Nuestro propio lenguaje, a veces tan esclarecedor, parece hacernos saber desde el principio que el día del cumpleaños no trae consigo demasiadas buenas noticias. Combina en su nombre dos palabras que no en vano nos agobia pronunciar: «cumplir» y «años», como si quisiera condenarnos a envejecer y obedecer, haciéndonos olvidar, quizá no tan ingenuamente, lo que sí se debe festejar.
Porque el día del cumpleaños, ese mismísimo día, se festeja nada más y nada menos que un aniversario más del día de nuestro nacimiento. En la mayoría de los idiomas (inglés, francés, catalán, hebreo y chino, por nombrar sólo algunos), la palabra que se usa para cumpleaños se puede traducir literalmente como «día del nacimiento» o «día del aniversario».
Decididamente, no pretendo empezar ninguna rebeldía lingüística para cambiar el idioma, pero quiero conseguir que seamos conscientes de este hecho más que condicionante, para evitar que el peso etimológico de la palabra «cumpleaños» nos arruine la fiesta.
De hecho, sostengo que:
• Si nos hemos dado cuenta de que vivir es una cosa deseable y nos sentimos contentos por ello...
• Si hemos descubierto que queda mucho por hacer y que lo haremos...
• Si podemos sentir más que «muy de vez en cuando» alegría al despertar cada mañana...
Entonces, tal vez podamos recuperar de corazón el deseo de celebrar nuestros cumpleaños, y por qué no, de compartir con otros la alegría de estar vivos un año más.

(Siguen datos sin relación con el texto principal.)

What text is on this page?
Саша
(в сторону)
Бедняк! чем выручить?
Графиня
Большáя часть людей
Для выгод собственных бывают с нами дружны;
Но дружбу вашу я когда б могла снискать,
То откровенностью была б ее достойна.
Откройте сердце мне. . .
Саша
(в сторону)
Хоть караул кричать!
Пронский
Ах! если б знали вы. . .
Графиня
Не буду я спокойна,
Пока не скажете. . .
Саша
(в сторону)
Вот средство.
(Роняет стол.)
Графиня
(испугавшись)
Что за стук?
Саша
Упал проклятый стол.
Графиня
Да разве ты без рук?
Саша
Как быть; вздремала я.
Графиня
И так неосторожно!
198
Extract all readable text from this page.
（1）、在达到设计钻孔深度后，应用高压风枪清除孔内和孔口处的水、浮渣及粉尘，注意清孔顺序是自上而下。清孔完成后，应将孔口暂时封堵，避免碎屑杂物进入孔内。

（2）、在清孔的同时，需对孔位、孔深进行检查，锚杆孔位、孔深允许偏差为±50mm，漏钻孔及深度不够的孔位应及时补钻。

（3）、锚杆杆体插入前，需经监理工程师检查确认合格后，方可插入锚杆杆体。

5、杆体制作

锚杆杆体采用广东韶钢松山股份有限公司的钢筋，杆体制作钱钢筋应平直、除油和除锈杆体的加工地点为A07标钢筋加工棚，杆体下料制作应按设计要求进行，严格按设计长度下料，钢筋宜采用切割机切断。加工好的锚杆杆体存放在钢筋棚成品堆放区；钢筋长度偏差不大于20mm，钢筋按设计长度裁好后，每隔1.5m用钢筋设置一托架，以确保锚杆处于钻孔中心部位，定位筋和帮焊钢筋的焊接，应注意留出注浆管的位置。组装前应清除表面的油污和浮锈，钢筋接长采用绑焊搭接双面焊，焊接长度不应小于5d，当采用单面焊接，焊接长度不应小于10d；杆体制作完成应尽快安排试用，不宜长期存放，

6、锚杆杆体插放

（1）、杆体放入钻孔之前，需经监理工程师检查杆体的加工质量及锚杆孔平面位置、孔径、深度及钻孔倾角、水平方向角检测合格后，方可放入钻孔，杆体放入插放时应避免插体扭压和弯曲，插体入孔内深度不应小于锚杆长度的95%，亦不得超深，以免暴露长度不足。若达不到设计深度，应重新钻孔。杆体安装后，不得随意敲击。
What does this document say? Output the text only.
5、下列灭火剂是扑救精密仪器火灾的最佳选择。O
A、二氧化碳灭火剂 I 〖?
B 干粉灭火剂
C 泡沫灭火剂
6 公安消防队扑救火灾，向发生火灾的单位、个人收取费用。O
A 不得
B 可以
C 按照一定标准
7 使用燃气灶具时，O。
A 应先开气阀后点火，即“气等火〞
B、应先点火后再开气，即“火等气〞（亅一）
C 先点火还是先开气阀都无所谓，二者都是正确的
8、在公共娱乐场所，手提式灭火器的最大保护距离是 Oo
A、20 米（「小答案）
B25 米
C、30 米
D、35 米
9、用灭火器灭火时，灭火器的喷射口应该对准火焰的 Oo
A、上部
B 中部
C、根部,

Y llegados aquí, no será difícil establecer naturalmente esta sana costumbre que recomiendo casi a cada persona que me consulta:
Hacernos, ese día, el regalo que más nos gustaría que
nos hiciera nuestro amigo más cercano e incondicional.
Es muy sugestivo ver cómo muchos vivimos pensando y comprando regalos de cumpleaños para los que queremos y casi nunca lo hacemos con nosotros mismos.

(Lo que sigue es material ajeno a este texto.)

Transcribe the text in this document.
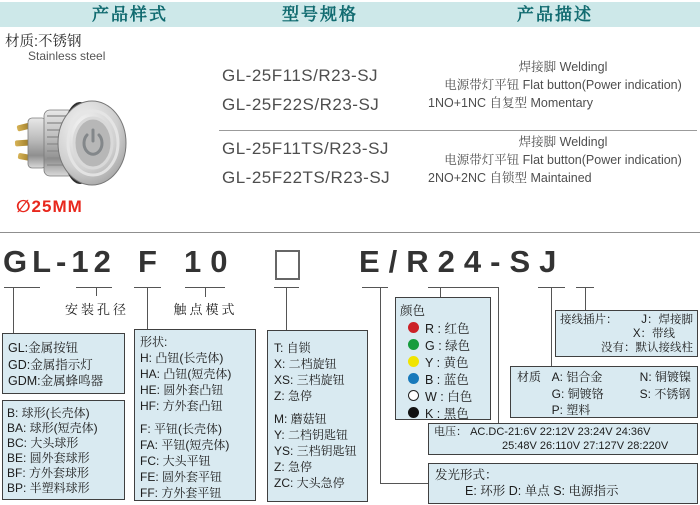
产品样式	型号规格	产品描述
材质:不锈钢
Stainless steel
∅25MM
GL-25F11S/R23-SJ
GL-25F22S/R23-SJ
焊接脚 Weldingl
电源带灯平钮 Flat button(Power indication)
1NO+1NC 自复型 Momentary
GL-25F11TS/R23-SJ
GL-25F22TS/R23-SJ
焊接脚 Weldingl
电源带灯平钮 Flat button(Power indication)
2NO+2NC 自锁型 Maintained
GL-12 F 10	E/R24-SJ
安装孔径	触点模式
GL:金属按钮
GD:金属指示灯
GDM:金属蜂鸣器
B: 球形(长壳体)
BA: 球形(短壳体)
BC: 大头球形
BE: 圆外套球形
BF: 方外套球形
BP: 半塑料球形
形状:
H: 凸钮(长壳体)
HA: 凸钮(短壳体)
HE: 圆外套凸钮
HF: 方外套凸钮
F: 平钮(长壳体)
FA: 平钮(短壳体)
FC: 大头平钮
FE: 圆外套平钮
FF: 方外套平钮
T: 自锁
X: 二档旋钮
XS: 三档旋钮
Z: 急停
M: 蘑菇钮
Y: 二档钥匙钮
YS: 三档钥匙钮
Z: 急停
ZC: 大头急停
颜色
R : 红色
G : 绿色
Y : 黄色
B : 蓝色
W : 白色
K : 黑色
接线插片： J：焊接脚
X：带线
没有：默认接线柱
材质 A: 铝合金	N: 铜镀镍
G: 铜镀铬	S: 不锈钢
P: 塑料
电压： AC.DC-21:6V 22:12V 23:24V 24:36V
25:48V 26:110V 27:127V 28:220V
发光形式：
E: 环形 D: 单点 S: 电源指示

Vuelvo a mi novedosa experiencia.
• Quizá por mi mayor conciencia de una vida más que afortunada.
• Tal vez por la certeza de sentirme transitando el camino que yo mismo elegí para mí.

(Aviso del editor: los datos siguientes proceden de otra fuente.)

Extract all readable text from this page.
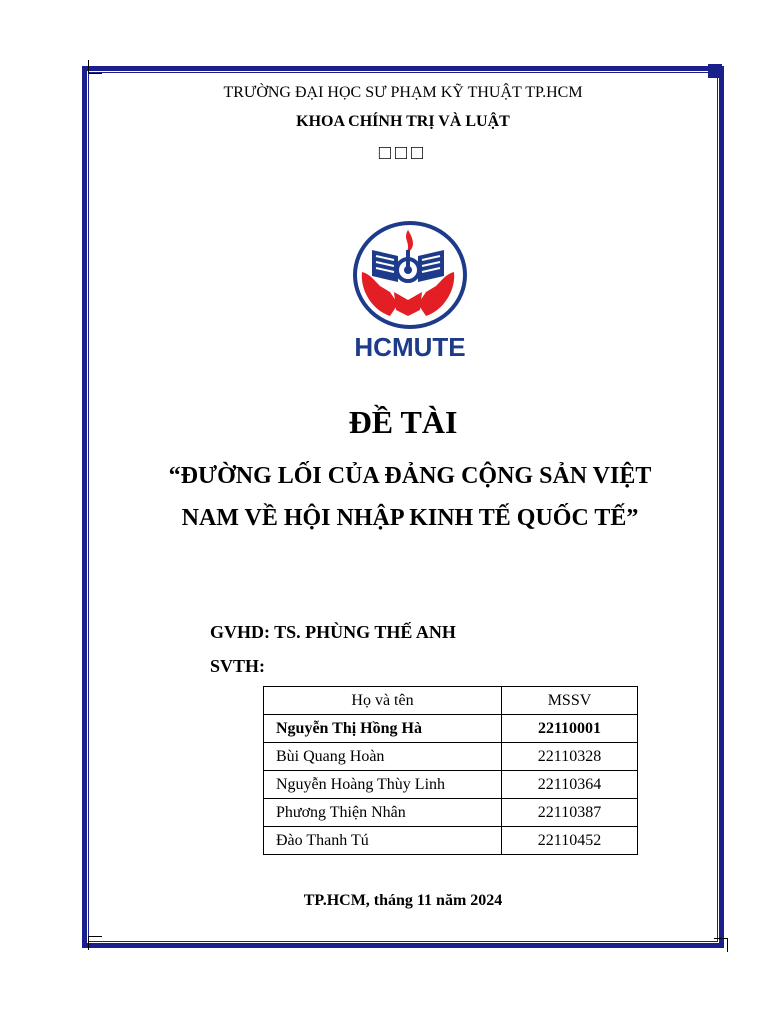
TRƯỜNG ĐẠI HỌC SƯ PHẠM KỸ THUẬT TP.HCM
KHOA CHÍNH TRỊ VÀ LUẬT
□□□
HCMUTE
ĐỀ TÀI
“ĐƯỜNG LỐI CỦA ĐẢNG CỘNG SẢN VIỆT
NAM VỀ HỘI NHẬP KINH TẾ QUỐC TẾ”
GVHD: TS. PHÙNG THẾ ANH
SVTH:
Họ và tên	MSSV
Nguyễn Thị Hồng Hà	22110001
Bùi Quang Hoàn	22110328
Nguyễn Hoàng Thùy Linh	22110364
Phương Thiện Nhân	22110387
Đào Thanh Tú	22110452
TP.HCM, tháng 11 năm 2024
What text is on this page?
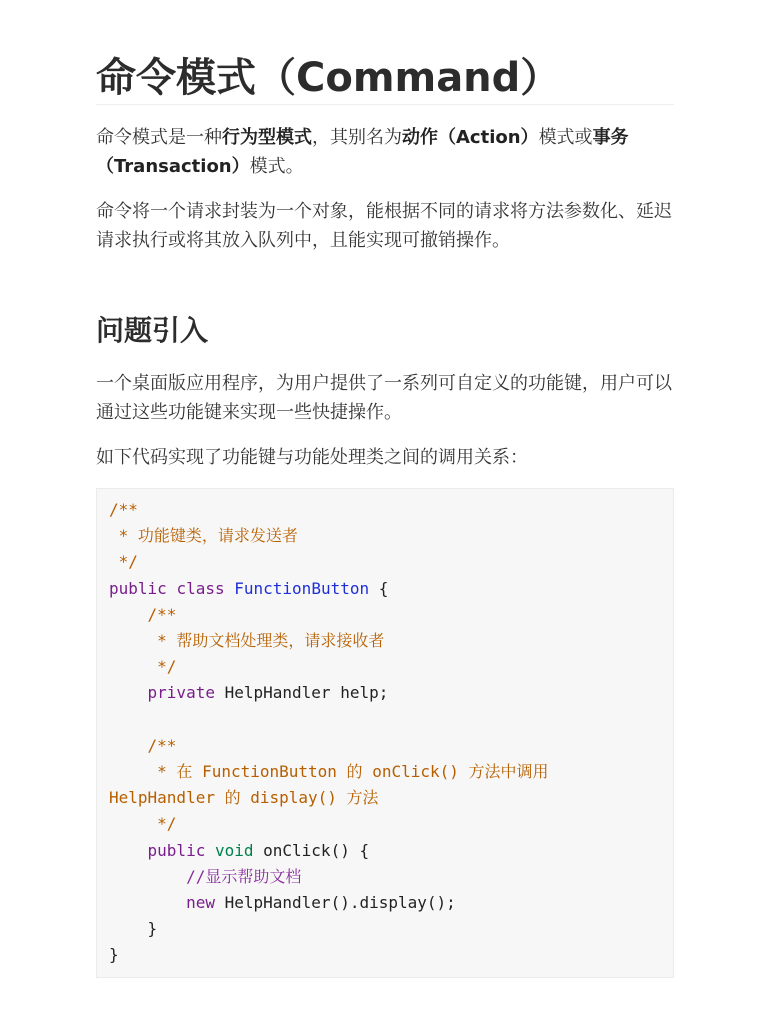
命令模式（Command）

命令模式是一种行为型模式，其别名为动作（Action）模式或事务（Transaction）模式。

命令将一个请求封装为一个对象，能根据不同的请求将方法参数化、延迟请求执行或将其放入队列中，且能实现可撤销操作。

问题引入

一个桌面版应用程序，为用户提供了一系列可自定义的功能键，用户可以通过这些功能键来实现一些快捷操作。

如下代码实现了功能键与功能处理类之间的调用关系：

/**
* 功能键类，请求发送者
*/
public class FunctionButton {
/**
* 帮助文档处理类，请求接收者
*/
private HelpHandler help;

/**
* 在 FunctionButton 的 onClick() 方法中调用
HelpHandler 的 display() 方法
*/
public void onClick() {
//显示帮助文档
new HelpHandler().display();
}
}
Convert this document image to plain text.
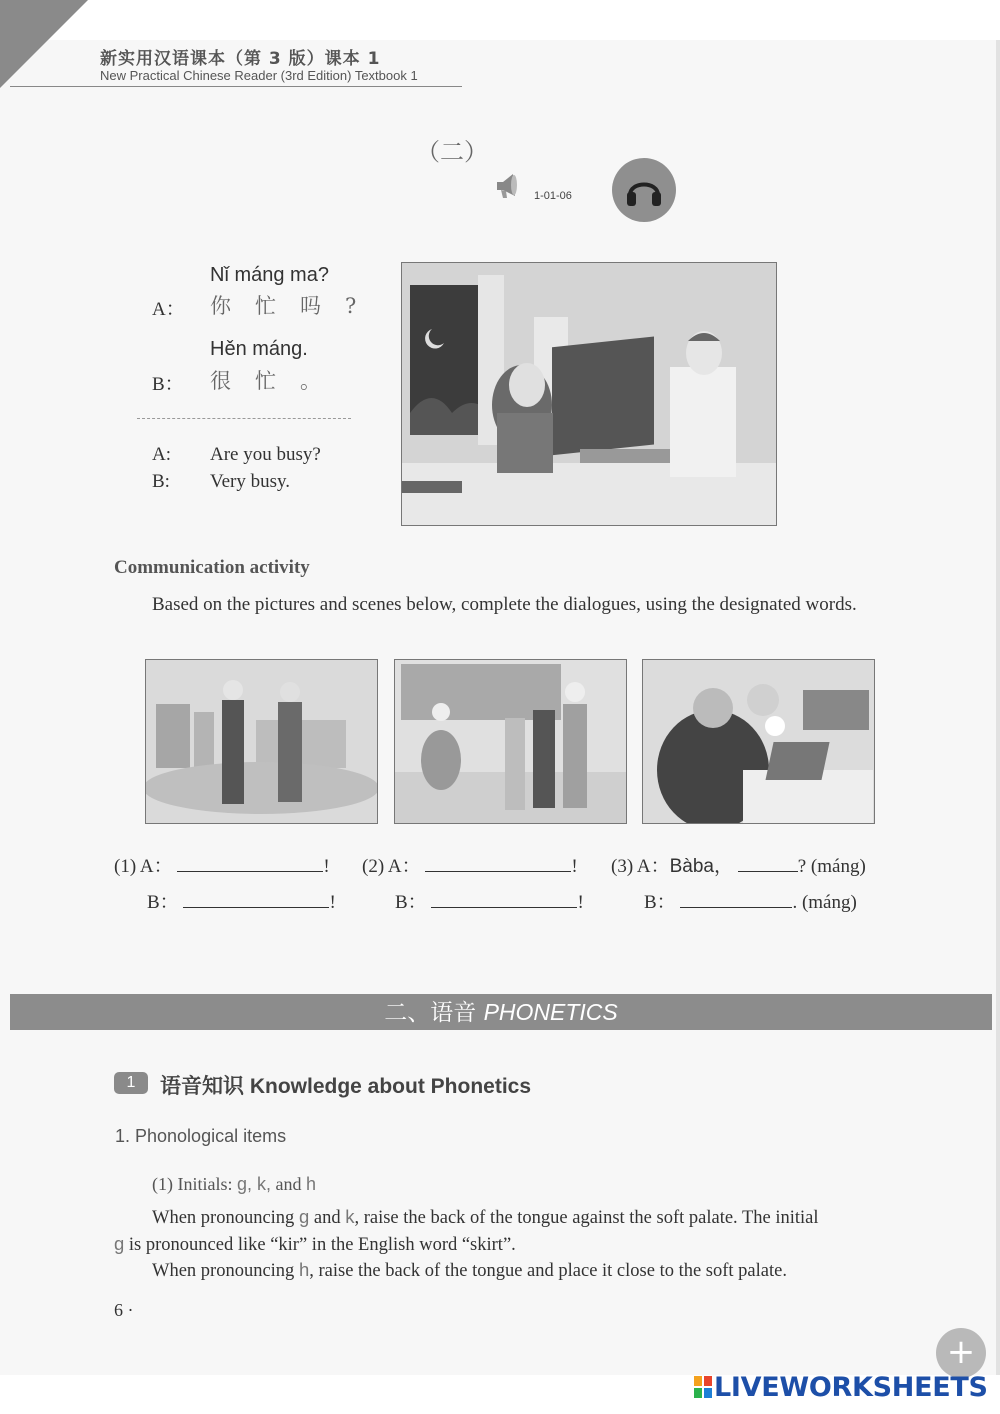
新实用汉语课本（第 3 版）课本 1
New Practical Chinese Reader (3rd Edition) Textbook 1
（二）
1-01-06
Nǐ máng ma?
A： 你忙吗?
Hěn máng.
B： 很忙。
A: Are you busy?
B: Very busy.
Communication activity
Based on the pictures and scenes below, complete the dialogues, using the designated words.
(1) A：	!
B：	!
(2) A：	!
B：	!
(3) A：Bàba，	? (máng)
B：	. (máng)
二、语音 PHONETICS
1	语音知识 Knowledge about Phonetics
1. Phonological items
(1) Initials: g, k, and h
When pronouncing g and k, raise the back of the tongue against the soft palate. The initial
g is pronounced like “kir” in the English word “skirt”.
When pronouncing h, raise the back of the tongue and place it close to the soft palate.
6 ·
+
LIVEWORKSHEETS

• Posiblemente por la alegría de que mis años me encuentren embarcado en un nuevo proyecto, el de este libro.
• Seguramente por estar asistiendo, orgulloso, a la madurez de mis dos hijos.
• Probablemente, por la suma de todo lo dicho y más cosas, este año celebré mi 57º cumpleaños.
Fiel a lo que enseño, me regalé la última grabación de Rigoletto en las Arenas de Verona y también una más que discreta reunión, a la que me di el gusto de invitar a mis amigos más queridos, a algunos colegas y a muchos compañeros de ruta a los que hacía mucho tiempo que no veía. Allí, brindando con ellos en la fiesta que me había montado para compartir mi alegría, confirmé lo que sostengo desde hace muchos años: ningún vínculo constructivo con los demás se puede establecer y fortalecer si no se apoya en una buena relación de cada uno consigo mismo. Y este concepto no es más que la mejor expresión de la necesaria cuota de sano egoísmo.
Un camino cuyo último paso coincidirá con la autorrealización, y cuyo primer paso no puede ser otro que el de conocerse, saberse, descubrirse...
• Des-cubrirse, es decir, quitar la cobertura que me impide verme.
• Animarme a dejar de lado las máscaras.
• Mostrarme ante mí y ante los demás tal como soy.
• Asumir la responsabilidad de todo lo que soy; que incluye todo lo que hago y todo lo que digo.
Conocernos es el primer paso si pretendemos dejar de pedirles a los otros que sean observadores de nuestra vida.
Conocernos consiste en tomarnos el tiempo de mirarnos interiormente, conectar con lo que creemos, con lo que pensamos, con lo que sentimos y con lo que somos, más allá de todo lo que a otros les gustaría.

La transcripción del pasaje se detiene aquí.